Les juges seront nommés pour neuf ans, ce qui est une garantie d'indépendance (M. le Président du Sénat approuve). Cette CPI va constituer un progrès considérable par rapport aux actuels tribunaux internationaux ad hoc. Il aura fallu la multiplication des crimes contre l'humanité pour que l'opinion internationale se révolte et exige la condamnation des auteurs de ces crimes. J'espère que la France sera un des premiers pays à ratifier ce traité.
Notre pays devra continuer à oeuvrer pour la paix. Je me réjouis que le Congrès nous permette d'affirmer solennellement notre volonté de faire respecter les droits de l'Homme sur notre planète (Applaudissements).
M. ASENSI - L'aspiration à la justice touche l'humanité entière. A l'aube du XXIe siècle, la communauté universelle ne peut plus accepter les traitements de faveurs dont bénéficient certains tyrans ! Les députés communistes accepteront la création de la CPI et la révision de la Constitution.
L'indépendance de la Cour est essentielle. Depuis 1945, les hommes réfléchissent à une Cour internationale ; la France a joué un rôle prépondérant dans l'élaboration de cette Cour. Nombre de ses caractéristiques sont toutefois contestables : règle des sept ans, saisine de la Cour, inféodation au Conseil de Sécurité... Aujourd'hui, cet organe sert plus les intérêts de certaines grandes puissances que ceux de l'humanité et s'arroge des pouvoirs qui le transforment en gendarme du monde.

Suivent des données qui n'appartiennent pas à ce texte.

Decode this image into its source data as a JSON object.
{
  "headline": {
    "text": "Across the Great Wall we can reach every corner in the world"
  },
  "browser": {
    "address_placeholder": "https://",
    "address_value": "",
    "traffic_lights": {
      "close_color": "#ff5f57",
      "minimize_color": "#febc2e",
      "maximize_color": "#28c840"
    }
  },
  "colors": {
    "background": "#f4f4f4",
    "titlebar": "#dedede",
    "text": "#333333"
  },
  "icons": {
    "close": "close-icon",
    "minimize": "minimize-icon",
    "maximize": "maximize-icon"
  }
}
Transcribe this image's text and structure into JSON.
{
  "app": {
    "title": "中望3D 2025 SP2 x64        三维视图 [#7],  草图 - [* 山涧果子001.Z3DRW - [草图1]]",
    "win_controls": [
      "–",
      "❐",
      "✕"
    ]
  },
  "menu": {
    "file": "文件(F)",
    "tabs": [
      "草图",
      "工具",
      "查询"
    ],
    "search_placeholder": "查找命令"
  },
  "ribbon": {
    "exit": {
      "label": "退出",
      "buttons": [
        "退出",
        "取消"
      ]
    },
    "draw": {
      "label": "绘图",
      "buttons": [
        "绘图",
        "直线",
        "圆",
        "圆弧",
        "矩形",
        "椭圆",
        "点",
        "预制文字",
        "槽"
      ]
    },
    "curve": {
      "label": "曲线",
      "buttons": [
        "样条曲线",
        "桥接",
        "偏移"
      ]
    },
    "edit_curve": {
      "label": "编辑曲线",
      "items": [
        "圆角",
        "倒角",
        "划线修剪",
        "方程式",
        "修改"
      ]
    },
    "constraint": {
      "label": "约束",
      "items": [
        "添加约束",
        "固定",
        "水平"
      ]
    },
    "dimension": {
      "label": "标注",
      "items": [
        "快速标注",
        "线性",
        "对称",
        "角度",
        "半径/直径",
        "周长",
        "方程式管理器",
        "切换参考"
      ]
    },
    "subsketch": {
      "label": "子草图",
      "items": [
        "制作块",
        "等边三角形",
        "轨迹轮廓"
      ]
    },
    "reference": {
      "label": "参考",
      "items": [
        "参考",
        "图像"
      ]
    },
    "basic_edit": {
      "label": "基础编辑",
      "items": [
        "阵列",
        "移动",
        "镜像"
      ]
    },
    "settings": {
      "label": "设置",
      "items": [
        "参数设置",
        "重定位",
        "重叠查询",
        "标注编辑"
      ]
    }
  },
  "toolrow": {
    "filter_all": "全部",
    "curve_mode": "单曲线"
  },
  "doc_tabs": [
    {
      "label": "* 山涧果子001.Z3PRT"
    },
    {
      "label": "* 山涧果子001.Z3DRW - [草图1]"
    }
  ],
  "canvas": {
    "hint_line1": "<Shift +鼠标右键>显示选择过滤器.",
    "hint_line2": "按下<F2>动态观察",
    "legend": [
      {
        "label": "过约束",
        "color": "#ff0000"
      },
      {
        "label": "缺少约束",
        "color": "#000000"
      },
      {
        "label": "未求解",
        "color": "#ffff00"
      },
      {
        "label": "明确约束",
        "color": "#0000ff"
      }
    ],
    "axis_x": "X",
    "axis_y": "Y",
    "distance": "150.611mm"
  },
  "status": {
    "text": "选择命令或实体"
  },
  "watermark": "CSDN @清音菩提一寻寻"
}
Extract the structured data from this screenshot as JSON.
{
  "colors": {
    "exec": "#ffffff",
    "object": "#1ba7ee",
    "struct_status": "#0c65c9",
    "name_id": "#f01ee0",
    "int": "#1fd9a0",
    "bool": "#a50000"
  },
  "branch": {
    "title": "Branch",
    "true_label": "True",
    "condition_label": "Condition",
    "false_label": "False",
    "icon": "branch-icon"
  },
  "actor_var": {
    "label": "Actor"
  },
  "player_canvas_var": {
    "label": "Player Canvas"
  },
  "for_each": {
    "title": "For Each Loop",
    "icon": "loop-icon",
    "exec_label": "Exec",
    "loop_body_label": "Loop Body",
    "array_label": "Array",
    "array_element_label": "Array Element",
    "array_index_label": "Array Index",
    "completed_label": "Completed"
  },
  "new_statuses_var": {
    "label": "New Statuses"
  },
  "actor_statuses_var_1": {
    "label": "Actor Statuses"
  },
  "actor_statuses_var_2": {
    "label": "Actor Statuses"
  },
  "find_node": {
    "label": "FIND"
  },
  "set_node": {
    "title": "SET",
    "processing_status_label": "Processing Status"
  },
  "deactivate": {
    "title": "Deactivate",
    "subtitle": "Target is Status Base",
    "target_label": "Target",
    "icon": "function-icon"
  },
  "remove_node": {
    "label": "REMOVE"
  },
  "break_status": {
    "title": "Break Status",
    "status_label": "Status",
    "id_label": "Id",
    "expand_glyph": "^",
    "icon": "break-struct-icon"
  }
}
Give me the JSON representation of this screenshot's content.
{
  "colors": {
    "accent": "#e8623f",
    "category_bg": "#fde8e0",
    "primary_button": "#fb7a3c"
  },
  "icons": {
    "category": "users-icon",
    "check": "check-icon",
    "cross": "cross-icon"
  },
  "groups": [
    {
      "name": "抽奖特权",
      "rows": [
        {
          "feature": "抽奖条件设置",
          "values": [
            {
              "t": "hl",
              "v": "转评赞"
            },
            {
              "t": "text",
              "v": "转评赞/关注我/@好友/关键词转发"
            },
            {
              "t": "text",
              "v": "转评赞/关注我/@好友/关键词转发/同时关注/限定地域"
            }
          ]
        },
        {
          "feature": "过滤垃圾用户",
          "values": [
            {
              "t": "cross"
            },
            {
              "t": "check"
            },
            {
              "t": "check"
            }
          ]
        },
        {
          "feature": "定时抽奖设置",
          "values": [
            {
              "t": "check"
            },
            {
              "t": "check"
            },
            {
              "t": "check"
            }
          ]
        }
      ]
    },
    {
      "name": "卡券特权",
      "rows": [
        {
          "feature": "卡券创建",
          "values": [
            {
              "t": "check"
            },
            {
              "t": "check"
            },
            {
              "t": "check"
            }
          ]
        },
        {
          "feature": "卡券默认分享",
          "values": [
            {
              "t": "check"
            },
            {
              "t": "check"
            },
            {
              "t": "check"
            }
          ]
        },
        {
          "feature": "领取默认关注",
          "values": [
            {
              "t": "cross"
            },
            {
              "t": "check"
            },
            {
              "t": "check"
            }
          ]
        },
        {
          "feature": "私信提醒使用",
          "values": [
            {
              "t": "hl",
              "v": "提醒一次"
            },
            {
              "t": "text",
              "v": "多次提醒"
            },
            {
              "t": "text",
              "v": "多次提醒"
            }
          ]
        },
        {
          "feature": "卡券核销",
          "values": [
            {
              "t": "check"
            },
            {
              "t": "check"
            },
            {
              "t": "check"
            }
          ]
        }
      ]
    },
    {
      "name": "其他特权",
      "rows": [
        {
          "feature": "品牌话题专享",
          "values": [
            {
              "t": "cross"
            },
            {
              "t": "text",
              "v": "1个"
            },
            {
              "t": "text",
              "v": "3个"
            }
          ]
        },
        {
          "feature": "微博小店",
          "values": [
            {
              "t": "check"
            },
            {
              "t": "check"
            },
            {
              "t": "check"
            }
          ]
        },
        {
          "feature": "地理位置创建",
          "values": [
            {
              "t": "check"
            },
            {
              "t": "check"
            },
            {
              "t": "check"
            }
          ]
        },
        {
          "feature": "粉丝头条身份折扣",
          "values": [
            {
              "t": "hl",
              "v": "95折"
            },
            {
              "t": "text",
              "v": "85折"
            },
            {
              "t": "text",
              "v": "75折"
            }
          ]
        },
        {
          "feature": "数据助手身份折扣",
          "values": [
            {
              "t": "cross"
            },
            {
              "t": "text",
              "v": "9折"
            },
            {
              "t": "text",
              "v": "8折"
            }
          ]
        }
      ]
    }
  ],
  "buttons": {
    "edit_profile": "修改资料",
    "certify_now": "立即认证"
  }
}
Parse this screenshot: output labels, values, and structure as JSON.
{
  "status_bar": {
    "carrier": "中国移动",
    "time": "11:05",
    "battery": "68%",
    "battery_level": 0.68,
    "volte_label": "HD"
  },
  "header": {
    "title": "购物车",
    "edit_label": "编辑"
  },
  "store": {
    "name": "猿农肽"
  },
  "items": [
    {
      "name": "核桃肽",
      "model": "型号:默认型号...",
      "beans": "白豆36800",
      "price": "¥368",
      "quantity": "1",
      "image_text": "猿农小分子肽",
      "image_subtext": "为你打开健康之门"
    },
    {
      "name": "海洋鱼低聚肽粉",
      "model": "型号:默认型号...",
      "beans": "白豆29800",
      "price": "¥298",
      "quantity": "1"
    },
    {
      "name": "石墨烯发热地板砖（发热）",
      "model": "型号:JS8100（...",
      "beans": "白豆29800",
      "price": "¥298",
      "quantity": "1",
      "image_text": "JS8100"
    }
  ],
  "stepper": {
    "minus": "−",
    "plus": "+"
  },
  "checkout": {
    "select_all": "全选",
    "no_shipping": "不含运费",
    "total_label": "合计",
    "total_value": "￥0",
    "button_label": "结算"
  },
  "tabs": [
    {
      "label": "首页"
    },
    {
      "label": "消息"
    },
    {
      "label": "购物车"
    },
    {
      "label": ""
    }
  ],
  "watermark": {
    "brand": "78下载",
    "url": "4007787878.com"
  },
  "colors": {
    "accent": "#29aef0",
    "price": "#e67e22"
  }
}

La création de la CPI pose la question de l'évolution de l'ONU : sa transformation en super-Etat va à l'encontre des objectifs de la Charte ! Les Etats-Unis voulaient même accorder aux membres du Conseil de Sécurité un droit de veto dans la CPI, ce qui leur aurait permis de juger des bons et des mauvais dictateurs.
Nul ne parle de poursuivre les responsables du génocide kurde (Applaudissements) de la
dictature indonésienne, de la sinisation forcée du Tibet ou du génocide cambodgien. Quant à Baby Doc, il coule des jours heureux en France !
Construire l'avenir commence par la redéfinition de nouvelles règles de vie pour l'humanité. Heureusement, nous ne sommes pas à la fin de l'histoire ; cela constitue une bonne nouvelle pour les peuples ! (Applaudissements).
. M. HASCOET - Cette révision de la Constitution est fondamentale pour les Verts : l'histoire nous a montré comment les droits de l'Homme ont été bafoués... Certains regrettent qu'un droit supra-national puisse s'imposer aux droits nationaux.
M. HAMEL - Oui !
M. HASCOET - Cette ratification va nous amener à reconsidérer notre attitude et à refuser d'invoquer la raison d'Etat pour accepter certaines situations...
Oui, la création de la CPI nous oblige à accompagner la démocratisation dans de nombreux pays, et c'est tant mieux ! La CPI ne doit pas devenir la chambre d'enregistrement et de banalisation du mal ; pour cela, il faut agir plus en avant : on le voit bien au Kosovo !
Oui, la création de la CPI nous oblige à réfléchir à la prévention des conflits.
Oui, la création de la CPI nous fait obligation de contribuer au recul du totalitarisme sous toutes ses formes. Chaque pays a son rôle à jouer, mais le XXIème siècle ne sera pas celui des Etats nations nés au XIXème siècle. Nous vous avons écrit, Monsieur le Premier ministre, sur le recours à l'article 124 ; nous aurions préféré que la France ne donne pas un tel signal...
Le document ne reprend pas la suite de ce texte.